Autosphere.ca a parlé avec Bill Schankel, directeur général de la maison mère de la NAFA qui comprend la période d’incertitude provoquée par la récente communication de son organisation avec les membres canadiens. L’association de gestionnaires de parc compte un total de 3000 membres en Amérique du Nord, dont environ 400 au Canada.

Bill Schankel, directeur général de la maison mère de la NAFA aux États-Unis, se veut rassurant. PHOTO NAFA

« La période de ralentissement des activités provoquée par la pandémie nous a permis de réfléchir à une stratégie pour augmenter notre membership tout en ajoutant de la valeur à l’ensemble de nos membres, explique-t-il. Cela s’adresse aussi au Canada dont nous comprenons les particularités. Notre intention est d’alléger la tâche des administrateurs régionaux, souvent des bénévoles qui assument des responsabilités importantes dans leurs entreprises, afin qu’ils concentrent leurs activités sur la formation et le réseautage dans leurs régions. »

Cette prise en charge administrative toucherait des postes comme la gestion et la mise à jour des listes de membres, la comptabilité et la préparation des rapports de taxes.

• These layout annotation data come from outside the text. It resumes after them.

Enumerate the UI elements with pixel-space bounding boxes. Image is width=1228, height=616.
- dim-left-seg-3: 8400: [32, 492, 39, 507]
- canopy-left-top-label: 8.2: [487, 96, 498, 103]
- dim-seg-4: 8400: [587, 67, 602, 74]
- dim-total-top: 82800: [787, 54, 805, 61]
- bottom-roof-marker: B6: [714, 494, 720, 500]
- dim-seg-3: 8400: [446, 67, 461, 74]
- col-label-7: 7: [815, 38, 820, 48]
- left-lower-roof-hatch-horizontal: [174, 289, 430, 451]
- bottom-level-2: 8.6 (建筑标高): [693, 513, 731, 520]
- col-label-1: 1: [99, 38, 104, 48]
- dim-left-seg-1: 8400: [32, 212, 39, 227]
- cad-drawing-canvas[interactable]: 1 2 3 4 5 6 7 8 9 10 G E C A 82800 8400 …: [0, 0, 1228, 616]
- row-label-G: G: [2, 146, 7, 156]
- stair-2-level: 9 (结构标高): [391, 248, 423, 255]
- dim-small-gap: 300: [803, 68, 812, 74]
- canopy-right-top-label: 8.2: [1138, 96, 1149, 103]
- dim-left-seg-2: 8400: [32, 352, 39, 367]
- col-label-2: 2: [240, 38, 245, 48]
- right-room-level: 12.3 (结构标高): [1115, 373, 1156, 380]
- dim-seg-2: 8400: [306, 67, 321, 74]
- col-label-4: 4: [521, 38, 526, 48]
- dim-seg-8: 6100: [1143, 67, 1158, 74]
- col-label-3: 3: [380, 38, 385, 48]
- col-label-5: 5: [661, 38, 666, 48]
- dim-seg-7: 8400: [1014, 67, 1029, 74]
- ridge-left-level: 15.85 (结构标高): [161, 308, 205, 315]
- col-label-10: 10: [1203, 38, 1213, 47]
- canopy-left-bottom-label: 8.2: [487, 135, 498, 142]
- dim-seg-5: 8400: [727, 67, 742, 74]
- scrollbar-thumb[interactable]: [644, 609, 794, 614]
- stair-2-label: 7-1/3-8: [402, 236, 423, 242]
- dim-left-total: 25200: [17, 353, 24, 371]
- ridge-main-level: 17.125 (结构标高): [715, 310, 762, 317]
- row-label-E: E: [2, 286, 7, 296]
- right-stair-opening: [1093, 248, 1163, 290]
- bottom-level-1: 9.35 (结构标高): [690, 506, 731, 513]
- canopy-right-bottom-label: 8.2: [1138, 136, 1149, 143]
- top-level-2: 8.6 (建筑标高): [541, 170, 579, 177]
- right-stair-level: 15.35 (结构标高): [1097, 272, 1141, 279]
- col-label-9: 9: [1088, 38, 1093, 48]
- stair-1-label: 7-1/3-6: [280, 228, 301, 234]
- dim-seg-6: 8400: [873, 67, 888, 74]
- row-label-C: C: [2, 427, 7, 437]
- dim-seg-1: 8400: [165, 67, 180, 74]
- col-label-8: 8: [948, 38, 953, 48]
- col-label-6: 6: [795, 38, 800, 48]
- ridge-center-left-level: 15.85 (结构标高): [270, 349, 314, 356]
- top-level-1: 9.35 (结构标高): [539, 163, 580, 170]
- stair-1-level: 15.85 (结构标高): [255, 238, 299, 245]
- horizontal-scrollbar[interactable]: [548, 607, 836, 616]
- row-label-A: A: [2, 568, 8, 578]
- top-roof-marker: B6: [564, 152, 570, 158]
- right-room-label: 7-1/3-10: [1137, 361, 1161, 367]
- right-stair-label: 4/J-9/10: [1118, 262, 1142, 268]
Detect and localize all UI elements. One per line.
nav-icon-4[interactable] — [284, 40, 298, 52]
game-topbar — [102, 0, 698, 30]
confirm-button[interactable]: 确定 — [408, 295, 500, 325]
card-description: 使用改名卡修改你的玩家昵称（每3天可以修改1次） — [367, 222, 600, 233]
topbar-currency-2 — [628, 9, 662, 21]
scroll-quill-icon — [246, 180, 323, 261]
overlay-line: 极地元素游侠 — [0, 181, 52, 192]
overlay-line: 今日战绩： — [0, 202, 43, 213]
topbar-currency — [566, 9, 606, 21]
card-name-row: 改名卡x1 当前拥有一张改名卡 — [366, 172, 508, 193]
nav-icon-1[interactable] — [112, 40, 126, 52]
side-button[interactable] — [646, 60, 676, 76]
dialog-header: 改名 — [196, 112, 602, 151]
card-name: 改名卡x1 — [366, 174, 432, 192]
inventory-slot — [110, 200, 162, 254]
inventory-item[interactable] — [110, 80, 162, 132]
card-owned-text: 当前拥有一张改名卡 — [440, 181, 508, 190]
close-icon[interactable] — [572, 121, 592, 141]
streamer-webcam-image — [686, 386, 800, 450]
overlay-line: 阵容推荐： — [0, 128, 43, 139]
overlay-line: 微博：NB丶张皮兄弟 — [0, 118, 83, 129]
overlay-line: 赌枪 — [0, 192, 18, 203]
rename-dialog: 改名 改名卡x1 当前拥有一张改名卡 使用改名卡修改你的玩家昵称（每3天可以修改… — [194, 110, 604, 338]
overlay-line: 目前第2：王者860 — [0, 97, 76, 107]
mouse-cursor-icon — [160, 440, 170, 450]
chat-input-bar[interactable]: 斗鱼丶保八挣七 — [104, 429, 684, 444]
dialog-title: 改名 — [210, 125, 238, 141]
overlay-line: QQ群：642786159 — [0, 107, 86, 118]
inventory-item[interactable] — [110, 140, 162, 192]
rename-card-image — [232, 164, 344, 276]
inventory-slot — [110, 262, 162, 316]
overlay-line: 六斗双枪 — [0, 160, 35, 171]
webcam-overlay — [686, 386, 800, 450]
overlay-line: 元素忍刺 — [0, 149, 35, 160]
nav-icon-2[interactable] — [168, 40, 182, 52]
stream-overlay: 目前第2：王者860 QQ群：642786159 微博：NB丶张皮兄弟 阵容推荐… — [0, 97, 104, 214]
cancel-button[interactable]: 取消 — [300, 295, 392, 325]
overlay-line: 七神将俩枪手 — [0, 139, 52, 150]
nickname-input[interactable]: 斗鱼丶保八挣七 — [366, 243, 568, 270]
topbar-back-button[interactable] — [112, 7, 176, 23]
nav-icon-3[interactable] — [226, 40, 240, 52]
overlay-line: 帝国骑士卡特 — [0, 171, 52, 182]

Sous l’appellation OneNAFA, cette nouvelle mouture de l’association laisserait aux chapitres canadiens les coudées franches pour poursuivre leurs activités sous l’égide de la NAFA tout en ayant accès aux services de formation et aux grands évènements de l’organisation.

Des comités régionaux

« Nous considérons aussi intégrer les gestionnaires canadiens à notre programme 100 Fleet Best et créer des comités régionaux qui pourraient, par exemple, inclure le Québec, l’Ontario et quelques états du Nord-Est américain pour que leurs membres puissent échanger sur leurs différentes activités et le succès qu’ils en ont tiré, » reprend M. Schankel. Nous envisageons aussi la création d’un comité législatif spécial pour le Canada, qui ferait des mises à jour sur ce qui se passe à Ottawa, mais aussi dans les capitales provinciales. Il faut retenir une chose essentielle, nous avons besoin de la voix du Canada dans notre organisation. » 

Questionné sur l’absence de contenu canadien lors de la dernière présentation de la NAFA I & E virtuelle, M. Schankel mentionne que cette omission n’était due qu’au manque de temps des organisateurs et qu’une mise à jour législative serait communiquée aux membres canadiens sous peu.

Un programme à moderniser

Le président du chapitre ontarien de la NAFA, M. Grant, mentionnait lors de sa discussion avec Autosphere.ca que le programme CAFM (Certified Automobile Fleet Manager) aurait besoin d’une sérieuse mise à jour. « C’est un programme très important qui devrait être davantage reconnu par les employeurs de gestionnaires de parc, mais qui affiche un certain retard en matière de contenu par rapport aux réalités d’aujourd’hui. »

M. Schankel ne contredit pas son collègue ontarien. « Le programme CAFM existe depuis le milieu des années 1980 et doit être revu. Il a toutefois connu d’importantes évolutions notamment, au cours des dernières années, en devenant accessible en ligne. Nous travaillons sur la mise en place d’une commission de certification pour faire l’analyse des meilleures pratiques dans l’ensemble des modules composant cette certification et implanter un calendrier de mise à jour des contenus. » Il n’exclut pas qu’en collaboration avec le Chapitre du Québec, que certains modules puissent être traduits en français.

Le directeur général de la NAFA conclut en disant que son organisation va faire un suivi avec les représentants des chapitres canadiens pour les informer de la progression de cette évolution de la restructuration qui va s’e déployer sur plusieurs mois.